The leader of Southampton City Council has insisted a “significant programme of change” will improve services after the authority was ranked in the bottom fifth of a national league table.

The Times published rankings for all councils in England based on data released by a new agency, the Office for Local Government (Oflog).

These tables of 317 local authorities included key service areas of waste management, corporate and finance, adult social care, planning and roads.

Overall, Southampton City Council was ranked 276th. While it positioned strongly for planning (23rd) and social care (65th), the well-documented challenges in other areas were reflected for waste (311th), finance (276th) and roads (269th).

Labour council leader Cllr Lorna Fielker said: “The Local Government Association (LGA) has raised concerns about the way this league has been calculated however, that does not mean that Southampton City Council is complacent.

“We have a significant programme of change which is looking at what we do and how we do it in order to ensure that we provide quality services to residents in the most efficient and cost-effective way possible.”

Southampton City Council was in the middle of the pack in the overall rankings when compared against Chartered Institute of Public Finance and Accountancy (CIPFA) statistical neighbour councils.

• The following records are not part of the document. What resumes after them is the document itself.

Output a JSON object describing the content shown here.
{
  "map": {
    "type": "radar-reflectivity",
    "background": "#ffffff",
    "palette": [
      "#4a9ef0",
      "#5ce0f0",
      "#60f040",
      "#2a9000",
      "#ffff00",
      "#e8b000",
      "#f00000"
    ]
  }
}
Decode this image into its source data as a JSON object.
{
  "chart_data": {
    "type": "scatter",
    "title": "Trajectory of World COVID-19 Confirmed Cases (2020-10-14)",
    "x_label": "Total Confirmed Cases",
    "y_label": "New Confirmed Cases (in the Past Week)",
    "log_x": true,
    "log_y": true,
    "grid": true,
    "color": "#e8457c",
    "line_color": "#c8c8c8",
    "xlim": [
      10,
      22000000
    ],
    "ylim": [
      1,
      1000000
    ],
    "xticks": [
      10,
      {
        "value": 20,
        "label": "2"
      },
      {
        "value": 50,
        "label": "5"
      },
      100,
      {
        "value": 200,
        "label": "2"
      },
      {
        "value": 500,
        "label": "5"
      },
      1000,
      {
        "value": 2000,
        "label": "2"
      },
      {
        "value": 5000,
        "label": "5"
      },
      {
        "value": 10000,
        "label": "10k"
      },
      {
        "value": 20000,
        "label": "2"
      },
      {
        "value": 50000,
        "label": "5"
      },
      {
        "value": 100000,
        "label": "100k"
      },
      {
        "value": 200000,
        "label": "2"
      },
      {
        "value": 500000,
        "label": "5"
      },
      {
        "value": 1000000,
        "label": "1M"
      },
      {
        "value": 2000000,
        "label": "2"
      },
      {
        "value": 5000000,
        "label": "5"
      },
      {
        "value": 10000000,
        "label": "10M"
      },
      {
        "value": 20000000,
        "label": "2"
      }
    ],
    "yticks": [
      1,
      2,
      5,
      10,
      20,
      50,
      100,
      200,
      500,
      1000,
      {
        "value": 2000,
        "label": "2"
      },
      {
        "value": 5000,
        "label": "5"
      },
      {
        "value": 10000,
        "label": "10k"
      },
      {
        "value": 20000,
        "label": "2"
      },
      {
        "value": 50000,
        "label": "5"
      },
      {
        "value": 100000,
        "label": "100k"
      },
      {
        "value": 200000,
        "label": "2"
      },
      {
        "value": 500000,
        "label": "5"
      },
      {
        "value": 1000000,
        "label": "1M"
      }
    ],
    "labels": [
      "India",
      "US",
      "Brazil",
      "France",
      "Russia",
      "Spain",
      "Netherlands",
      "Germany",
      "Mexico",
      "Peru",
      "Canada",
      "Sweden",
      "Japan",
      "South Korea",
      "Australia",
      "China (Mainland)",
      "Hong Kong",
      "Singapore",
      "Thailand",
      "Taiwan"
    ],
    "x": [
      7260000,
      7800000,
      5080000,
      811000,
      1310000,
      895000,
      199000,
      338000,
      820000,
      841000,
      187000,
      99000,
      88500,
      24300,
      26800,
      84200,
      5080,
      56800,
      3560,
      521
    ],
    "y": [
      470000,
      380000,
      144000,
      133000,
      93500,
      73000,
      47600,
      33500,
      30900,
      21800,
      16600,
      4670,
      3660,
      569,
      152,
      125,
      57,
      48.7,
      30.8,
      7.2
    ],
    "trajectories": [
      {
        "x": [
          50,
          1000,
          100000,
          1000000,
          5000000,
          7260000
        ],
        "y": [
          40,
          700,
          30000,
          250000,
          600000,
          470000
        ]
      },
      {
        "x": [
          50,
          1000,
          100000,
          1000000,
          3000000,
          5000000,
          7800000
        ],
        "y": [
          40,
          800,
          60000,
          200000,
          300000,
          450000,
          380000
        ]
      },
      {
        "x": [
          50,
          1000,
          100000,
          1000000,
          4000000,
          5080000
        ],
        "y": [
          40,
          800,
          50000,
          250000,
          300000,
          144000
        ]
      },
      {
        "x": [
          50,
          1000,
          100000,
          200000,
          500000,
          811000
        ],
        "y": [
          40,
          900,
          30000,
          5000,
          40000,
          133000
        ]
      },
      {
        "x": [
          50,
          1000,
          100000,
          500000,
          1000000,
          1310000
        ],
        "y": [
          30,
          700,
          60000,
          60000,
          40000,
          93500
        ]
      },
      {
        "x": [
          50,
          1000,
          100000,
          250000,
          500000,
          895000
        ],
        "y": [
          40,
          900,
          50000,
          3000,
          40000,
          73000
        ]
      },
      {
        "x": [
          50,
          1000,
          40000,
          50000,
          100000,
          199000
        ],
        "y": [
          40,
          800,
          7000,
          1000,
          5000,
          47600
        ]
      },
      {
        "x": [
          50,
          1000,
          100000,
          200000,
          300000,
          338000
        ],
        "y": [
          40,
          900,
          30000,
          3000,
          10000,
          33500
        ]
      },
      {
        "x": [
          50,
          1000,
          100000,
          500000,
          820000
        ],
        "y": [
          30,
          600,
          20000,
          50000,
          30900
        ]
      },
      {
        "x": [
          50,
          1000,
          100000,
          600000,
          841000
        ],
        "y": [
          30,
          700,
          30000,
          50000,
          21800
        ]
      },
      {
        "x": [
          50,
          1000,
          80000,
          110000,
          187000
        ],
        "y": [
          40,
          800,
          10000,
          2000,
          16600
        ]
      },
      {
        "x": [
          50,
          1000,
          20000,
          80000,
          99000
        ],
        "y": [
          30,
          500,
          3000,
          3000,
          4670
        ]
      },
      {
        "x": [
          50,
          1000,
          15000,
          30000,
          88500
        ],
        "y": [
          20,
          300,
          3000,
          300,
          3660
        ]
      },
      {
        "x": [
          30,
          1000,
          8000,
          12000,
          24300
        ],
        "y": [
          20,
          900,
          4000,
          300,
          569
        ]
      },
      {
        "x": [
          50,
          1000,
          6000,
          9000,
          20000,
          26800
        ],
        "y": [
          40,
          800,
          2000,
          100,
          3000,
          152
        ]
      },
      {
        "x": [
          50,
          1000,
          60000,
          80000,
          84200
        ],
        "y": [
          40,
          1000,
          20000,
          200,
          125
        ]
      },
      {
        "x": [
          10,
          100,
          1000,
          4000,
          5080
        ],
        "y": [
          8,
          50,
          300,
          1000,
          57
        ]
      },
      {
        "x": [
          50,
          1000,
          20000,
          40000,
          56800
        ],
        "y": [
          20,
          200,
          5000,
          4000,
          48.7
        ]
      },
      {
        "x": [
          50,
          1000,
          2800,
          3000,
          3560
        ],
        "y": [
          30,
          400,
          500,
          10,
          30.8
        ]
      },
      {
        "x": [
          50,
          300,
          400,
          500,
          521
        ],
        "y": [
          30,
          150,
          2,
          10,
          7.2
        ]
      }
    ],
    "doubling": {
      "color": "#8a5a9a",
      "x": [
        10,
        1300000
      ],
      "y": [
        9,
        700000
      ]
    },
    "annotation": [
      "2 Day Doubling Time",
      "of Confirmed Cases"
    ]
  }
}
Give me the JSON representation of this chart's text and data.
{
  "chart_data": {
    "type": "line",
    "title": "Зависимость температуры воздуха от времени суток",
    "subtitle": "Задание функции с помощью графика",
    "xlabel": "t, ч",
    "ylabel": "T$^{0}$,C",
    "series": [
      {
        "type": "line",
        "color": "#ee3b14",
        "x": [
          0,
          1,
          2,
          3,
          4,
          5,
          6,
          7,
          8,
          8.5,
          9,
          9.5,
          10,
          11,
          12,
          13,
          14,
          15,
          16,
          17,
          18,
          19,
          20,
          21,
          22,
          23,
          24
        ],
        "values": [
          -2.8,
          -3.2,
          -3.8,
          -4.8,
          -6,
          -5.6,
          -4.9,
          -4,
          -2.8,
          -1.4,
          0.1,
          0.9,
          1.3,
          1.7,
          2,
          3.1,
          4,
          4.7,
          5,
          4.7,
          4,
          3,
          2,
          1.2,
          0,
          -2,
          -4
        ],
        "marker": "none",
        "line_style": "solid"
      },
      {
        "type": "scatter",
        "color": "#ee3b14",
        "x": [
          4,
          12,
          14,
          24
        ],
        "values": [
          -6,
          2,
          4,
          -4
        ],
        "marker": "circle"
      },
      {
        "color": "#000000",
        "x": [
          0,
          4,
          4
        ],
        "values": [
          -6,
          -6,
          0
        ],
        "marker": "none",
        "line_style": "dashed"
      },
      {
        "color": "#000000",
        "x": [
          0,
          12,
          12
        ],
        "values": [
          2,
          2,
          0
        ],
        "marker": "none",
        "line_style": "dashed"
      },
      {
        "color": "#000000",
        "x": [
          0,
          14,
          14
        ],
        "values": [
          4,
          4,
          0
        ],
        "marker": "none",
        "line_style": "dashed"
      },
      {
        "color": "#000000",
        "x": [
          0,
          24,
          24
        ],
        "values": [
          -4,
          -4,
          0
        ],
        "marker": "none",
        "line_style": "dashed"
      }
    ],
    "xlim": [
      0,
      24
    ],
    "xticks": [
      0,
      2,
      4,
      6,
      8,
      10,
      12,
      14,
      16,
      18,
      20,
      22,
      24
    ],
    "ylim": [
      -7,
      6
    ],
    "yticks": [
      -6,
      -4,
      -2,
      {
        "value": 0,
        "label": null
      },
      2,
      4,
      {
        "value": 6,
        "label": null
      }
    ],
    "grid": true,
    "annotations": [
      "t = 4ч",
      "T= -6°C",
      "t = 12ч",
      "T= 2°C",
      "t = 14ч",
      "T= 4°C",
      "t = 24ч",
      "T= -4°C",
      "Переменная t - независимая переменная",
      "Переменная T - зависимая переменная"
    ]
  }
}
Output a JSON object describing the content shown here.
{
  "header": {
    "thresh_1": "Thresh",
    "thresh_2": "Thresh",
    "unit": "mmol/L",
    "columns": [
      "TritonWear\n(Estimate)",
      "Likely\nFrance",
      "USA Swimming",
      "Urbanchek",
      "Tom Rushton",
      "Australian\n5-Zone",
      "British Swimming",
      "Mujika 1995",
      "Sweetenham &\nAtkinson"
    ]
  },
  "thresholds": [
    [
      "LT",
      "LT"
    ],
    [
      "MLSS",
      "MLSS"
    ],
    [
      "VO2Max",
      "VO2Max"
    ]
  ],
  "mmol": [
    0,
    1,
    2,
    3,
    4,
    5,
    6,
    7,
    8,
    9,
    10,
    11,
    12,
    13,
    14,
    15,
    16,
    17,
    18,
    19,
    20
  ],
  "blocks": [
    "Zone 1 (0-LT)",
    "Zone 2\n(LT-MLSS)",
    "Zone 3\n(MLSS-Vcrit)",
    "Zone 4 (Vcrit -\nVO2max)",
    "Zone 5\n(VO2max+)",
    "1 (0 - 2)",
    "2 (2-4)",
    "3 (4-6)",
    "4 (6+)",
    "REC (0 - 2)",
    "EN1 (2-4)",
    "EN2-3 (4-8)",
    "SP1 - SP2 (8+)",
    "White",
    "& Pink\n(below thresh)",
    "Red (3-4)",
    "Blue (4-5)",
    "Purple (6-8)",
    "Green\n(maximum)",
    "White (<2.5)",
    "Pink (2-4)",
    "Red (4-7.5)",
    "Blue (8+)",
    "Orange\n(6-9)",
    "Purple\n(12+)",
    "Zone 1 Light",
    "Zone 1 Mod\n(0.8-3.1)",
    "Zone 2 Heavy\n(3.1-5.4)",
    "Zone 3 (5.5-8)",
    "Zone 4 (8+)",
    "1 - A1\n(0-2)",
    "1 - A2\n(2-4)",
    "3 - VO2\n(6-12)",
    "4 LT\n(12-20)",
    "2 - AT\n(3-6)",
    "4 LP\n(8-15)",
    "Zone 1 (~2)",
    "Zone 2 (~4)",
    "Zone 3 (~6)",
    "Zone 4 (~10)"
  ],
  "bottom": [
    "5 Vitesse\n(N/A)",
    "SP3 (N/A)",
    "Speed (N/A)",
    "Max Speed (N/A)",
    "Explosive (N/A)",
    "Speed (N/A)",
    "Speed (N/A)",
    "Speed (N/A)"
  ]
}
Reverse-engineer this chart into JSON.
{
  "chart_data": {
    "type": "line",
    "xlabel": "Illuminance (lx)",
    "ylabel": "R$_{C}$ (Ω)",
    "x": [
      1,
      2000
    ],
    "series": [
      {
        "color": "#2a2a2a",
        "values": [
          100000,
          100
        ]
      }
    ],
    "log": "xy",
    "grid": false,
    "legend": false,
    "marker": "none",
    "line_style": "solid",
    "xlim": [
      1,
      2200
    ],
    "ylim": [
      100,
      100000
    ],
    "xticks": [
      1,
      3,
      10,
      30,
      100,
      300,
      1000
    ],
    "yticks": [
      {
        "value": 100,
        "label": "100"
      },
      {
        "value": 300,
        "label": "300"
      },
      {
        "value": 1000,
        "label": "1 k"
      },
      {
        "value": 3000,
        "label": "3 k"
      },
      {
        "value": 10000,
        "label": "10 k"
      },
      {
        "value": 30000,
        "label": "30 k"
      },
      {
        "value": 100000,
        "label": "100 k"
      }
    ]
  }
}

Southampton Conservative group leader Cllr Peter Baillie said the results did not come as a surprise.

He said: “You can add in that Southampton has the second worst rank for post-16 education. You can also add that our council housing stock is ranked as being in the second worst condition in the country with over 400 council homes empty at any one time.

“The poor rankings are nothing to do with central government finance, they are down to having an incompetent Labour administration for 11 of the last 12 years.”

Cllr Baillie said the Labour administration had not been able to manage the council’s finances properly.

He said progress made in planning and children’s social care were “two semi-bright spots in an otherwise shocking indictment of local Labour”.

Cllr Richard Blackman, Liberal Democrat group leader, said he was always wary of league tables due to never quite knowing the information used to build them.

However, he said the areas where the council looked to not be performing very well reflected wider concerns.